Please help! I have tried different things/packages writing a program that takes in 4 inputs and returns the writing score statistics of a group based on those combination of inputs from a csv file. This is my first project, so I would appreciate any insights/hints/tips!
Here is the csv sample (has 200 rows total):
id gender ses schtyp prog write
70 male low public general 52
121 female middle public vocation 68
86 male high public general 33
141 male high public vocation 63
172 male middle public academic 47
113 male middle public academic 44
50 male middle public general 59
11 male middle public academic 34
84 male middle public general 57
48 male middle public academic 57
75 male middle public vocation 60
60 male middle public academic 57
Here is what I have so far:
import csv
import numpy
csv_file_object=csv.reader(open('scores.csv', 'rU')) #reads file
header=csv_file_object.next() #skips header
data=[] #loads data into array for processing
for row in csv_file_object:
data.append(row)
data=numpy.array(data)
#asks for inputs
gender=raw_input('Enter gender [male/female]: ')
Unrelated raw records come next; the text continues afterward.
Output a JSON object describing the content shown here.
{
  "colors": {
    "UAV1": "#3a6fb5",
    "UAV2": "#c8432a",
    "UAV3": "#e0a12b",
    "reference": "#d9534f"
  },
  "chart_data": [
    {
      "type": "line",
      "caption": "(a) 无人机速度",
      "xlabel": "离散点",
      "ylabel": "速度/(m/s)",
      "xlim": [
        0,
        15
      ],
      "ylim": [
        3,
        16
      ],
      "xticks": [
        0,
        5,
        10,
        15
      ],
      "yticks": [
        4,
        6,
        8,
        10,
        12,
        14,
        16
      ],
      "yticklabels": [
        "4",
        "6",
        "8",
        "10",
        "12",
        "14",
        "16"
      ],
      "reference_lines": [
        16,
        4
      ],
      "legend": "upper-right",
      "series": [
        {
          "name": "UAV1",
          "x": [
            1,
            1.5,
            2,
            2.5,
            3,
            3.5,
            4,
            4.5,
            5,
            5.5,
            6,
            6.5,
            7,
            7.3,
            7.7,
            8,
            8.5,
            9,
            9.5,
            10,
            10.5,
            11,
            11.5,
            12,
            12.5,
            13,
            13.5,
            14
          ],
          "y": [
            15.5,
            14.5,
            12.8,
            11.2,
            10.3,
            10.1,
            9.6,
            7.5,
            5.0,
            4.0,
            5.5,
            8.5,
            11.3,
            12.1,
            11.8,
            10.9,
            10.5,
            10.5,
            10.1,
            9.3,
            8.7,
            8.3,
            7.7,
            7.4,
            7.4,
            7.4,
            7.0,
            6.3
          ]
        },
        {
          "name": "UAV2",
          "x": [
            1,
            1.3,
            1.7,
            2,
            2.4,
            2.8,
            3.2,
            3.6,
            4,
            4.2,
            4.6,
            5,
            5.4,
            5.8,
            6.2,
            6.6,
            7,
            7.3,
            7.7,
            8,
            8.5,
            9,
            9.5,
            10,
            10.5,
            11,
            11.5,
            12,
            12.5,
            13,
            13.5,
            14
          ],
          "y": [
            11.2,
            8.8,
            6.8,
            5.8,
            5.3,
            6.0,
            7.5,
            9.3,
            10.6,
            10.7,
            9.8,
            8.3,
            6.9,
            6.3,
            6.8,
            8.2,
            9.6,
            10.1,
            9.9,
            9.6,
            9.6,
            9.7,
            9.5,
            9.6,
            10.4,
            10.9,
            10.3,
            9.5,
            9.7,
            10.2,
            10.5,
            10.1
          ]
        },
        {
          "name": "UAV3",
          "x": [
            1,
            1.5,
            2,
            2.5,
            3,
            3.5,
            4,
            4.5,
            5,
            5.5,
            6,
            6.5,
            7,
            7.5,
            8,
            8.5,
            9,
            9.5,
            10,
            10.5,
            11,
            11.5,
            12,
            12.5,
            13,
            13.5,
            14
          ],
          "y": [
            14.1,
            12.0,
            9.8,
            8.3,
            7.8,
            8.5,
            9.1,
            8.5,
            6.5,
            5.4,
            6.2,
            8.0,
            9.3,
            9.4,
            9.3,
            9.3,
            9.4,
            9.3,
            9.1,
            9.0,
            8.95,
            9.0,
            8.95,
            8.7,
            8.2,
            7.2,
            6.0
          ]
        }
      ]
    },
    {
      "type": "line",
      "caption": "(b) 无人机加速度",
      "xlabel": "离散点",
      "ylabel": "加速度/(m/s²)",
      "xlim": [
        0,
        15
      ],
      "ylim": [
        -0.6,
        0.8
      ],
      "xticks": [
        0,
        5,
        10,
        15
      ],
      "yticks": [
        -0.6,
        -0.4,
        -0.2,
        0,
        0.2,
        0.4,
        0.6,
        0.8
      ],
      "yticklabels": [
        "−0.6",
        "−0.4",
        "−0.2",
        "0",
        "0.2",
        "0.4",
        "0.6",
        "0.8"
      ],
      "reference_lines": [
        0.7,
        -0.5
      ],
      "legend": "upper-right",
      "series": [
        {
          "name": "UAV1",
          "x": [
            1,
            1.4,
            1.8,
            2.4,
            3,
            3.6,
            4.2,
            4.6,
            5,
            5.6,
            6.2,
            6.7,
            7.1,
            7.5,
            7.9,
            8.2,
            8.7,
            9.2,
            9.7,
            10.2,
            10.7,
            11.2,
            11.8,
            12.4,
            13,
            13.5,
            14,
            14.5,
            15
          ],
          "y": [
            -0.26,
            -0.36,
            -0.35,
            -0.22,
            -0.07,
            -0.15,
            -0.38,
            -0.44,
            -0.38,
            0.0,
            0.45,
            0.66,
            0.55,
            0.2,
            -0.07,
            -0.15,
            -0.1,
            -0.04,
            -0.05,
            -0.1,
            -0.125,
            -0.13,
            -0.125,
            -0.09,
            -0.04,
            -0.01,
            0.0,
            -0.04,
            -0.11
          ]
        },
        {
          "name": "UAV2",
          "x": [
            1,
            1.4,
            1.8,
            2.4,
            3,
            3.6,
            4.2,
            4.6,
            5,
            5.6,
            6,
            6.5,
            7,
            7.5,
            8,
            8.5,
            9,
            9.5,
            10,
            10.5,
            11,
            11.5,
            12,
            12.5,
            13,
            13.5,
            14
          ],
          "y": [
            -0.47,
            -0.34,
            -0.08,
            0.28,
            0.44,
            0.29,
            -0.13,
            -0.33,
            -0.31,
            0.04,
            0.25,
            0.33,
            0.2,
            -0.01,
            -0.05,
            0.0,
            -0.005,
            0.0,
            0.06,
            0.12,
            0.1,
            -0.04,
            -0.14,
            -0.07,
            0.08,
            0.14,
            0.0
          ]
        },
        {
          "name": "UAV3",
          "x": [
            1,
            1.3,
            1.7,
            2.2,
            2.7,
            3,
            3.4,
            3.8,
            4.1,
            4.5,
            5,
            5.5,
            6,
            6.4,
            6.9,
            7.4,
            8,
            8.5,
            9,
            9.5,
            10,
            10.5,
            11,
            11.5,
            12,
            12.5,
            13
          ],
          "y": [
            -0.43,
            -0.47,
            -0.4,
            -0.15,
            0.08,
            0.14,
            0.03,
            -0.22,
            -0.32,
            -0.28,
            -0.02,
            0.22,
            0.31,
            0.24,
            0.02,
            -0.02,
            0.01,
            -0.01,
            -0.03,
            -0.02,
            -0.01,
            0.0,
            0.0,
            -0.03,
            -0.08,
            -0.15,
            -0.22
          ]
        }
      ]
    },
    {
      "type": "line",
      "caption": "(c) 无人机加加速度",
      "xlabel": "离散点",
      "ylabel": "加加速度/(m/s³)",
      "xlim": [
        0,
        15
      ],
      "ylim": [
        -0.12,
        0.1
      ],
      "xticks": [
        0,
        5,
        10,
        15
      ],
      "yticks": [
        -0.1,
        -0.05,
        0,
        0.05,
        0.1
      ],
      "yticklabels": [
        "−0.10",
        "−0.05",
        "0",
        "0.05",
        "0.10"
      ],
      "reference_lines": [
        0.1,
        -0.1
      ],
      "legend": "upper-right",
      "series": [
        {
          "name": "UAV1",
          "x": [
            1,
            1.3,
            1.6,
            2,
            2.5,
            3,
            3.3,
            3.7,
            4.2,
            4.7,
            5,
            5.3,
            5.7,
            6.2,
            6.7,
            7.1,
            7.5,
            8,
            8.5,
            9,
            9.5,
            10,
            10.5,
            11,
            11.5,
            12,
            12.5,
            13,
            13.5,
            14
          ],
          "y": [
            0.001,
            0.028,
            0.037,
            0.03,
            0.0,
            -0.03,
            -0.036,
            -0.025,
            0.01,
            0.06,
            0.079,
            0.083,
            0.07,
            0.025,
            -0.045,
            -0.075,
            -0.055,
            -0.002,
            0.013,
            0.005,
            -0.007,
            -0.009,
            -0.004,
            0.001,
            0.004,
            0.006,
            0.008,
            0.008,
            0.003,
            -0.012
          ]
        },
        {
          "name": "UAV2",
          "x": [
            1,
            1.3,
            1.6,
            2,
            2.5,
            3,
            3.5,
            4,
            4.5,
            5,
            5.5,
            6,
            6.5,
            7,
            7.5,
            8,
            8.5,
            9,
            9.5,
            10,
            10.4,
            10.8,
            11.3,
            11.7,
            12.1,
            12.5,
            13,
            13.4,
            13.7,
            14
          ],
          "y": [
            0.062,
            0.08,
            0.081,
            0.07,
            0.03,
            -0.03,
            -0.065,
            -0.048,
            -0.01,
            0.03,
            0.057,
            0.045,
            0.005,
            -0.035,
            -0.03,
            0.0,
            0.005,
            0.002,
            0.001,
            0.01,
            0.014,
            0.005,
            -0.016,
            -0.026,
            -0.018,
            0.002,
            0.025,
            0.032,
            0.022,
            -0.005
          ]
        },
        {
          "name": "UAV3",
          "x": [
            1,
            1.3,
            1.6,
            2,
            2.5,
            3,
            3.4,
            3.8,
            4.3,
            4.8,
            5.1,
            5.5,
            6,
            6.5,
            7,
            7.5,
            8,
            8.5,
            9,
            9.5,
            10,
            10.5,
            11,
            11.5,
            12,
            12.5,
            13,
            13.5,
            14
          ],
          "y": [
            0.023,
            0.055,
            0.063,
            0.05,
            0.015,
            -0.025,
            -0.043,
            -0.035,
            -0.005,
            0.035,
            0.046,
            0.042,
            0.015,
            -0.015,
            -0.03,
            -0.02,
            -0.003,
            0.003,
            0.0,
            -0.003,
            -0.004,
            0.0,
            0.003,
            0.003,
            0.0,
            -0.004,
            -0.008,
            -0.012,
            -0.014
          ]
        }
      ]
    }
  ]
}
schtyp=raw_input('Enter school type [public/private]: ')
ses=raw_input('Enter socioeconomic status [low/middle/high]: ')
prog=raw_input('Enter program status [general/vocation/academic: ')
#makes them lower case and strings
prog=str(prog.lower())
gender=str(gender.lower())
schtyp=str(schtyp.lower())
ses=str(ses.lower())
What I am missing is how to filter and gets stats only for a specific group. For example, say I input male, public, middle, and academic -- I'd want to get the average writing score for that subset. I tried the groupby function from pandas, but that only gets you stats for broad groups (such as public vs private). I also tried DataFrame from pandas, but that only gets me filtering for one input and not sure how to get the writing scores. Any hints would be greatly appreciated!